Риску подверглись провайдеры инфраструктуры нод, использующие протокол JSONRPC: Infura, myetherwallet, MyCrypto и т. п. Разработчики отметили, что выявленной ошибкой не пытались воспользоваться и она не угрожала сохранности средств пользователей. Однако для уменьшения риска нарушения работы сети и потери доступа к децентрализованным приложениям всем было рекомендовано как можно быстрее обновить ноды с помощью новой версии ПО.

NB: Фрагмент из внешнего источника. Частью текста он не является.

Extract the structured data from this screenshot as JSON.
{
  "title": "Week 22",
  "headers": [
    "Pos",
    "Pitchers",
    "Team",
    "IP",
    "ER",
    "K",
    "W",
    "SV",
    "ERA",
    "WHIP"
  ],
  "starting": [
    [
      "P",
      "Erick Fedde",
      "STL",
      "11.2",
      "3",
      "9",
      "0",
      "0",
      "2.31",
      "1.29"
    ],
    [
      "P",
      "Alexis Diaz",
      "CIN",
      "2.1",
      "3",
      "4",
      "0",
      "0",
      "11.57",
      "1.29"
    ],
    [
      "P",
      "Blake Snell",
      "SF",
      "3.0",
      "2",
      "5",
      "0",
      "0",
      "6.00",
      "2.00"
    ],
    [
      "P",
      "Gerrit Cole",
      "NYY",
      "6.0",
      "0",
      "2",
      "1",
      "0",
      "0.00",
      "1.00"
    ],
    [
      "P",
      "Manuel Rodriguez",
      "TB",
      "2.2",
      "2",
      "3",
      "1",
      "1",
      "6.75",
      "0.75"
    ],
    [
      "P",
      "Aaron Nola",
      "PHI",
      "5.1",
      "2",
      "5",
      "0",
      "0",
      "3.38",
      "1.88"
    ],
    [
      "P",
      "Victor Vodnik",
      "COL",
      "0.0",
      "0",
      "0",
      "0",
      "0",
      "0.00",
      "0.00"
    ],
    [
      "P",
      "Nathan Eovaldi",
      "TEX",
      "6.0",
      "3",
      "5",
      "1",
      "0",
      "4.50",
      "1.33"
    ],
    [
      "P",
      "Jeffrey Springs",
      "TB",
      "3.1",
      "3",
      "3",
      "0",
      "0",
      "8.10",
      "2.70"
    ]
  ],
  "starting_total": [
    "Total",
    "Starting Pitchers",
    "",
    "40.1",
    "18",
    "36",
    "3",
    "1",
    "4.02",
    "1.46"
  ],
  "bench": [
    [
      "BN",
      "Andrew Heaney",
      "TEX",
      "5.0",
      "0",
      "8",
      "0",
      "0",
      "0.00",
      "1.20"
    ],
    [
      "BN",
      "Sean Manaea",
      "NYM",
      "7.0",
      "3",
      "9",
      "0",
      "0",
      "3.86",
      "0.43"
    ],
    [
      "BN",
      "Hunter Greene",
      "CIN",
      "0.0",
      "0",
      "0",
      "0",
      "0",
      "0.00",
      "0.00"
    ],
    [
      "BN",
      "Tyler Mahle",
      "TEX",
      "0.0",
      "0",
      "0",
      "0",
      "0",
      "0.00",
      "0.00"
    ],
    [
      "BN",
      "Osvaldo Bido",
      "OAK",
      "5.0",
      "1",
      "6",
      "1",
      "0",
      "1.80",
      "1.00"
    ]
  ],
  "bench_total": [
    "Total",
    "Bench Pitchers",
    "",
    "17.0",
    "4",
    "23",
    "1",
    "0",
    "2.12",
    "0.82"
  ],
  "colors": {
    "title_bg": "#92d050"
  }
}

The fix is out—please update your nodes ASAP. https://t.co/t2bJLNuyZV
While the vulnerability only directly affects Parity Ethereum nodes that serve JSONRPC as a public service (e.g., Infura, MEW, MyCrypto, etc), we recommend everyone to update their nodes immediately.
— Parity Technologies (@ParityTech) February 3, 2019
Напомним, что в ноябре 2017 года в 587 кошельках пользователей Parity были заблокированы средства на $160 млн. Воспользовавшийся найденной в библиотеке смарт-контракта уязвимостью, неизвестный назначил себя “владельцем” библиотеки и уничтожил этот компонент, необходимый для нормальной работы мультисиг-кошелька.
Месяц назад фонд Ethereum Foundation выделил Parity Technologies грант в размере $5 млн для поддержки компании в разработке решений для блокчейн-сети Ethereum. А ранее разработчики проекта запустили бета-версию стека технологий с открытым кодом Substrate 1.0, который позволит “радикально ускорить развитие технологии блокчейн в децентрализованных приложениях” за счет создания кастомизированных блокчейнов.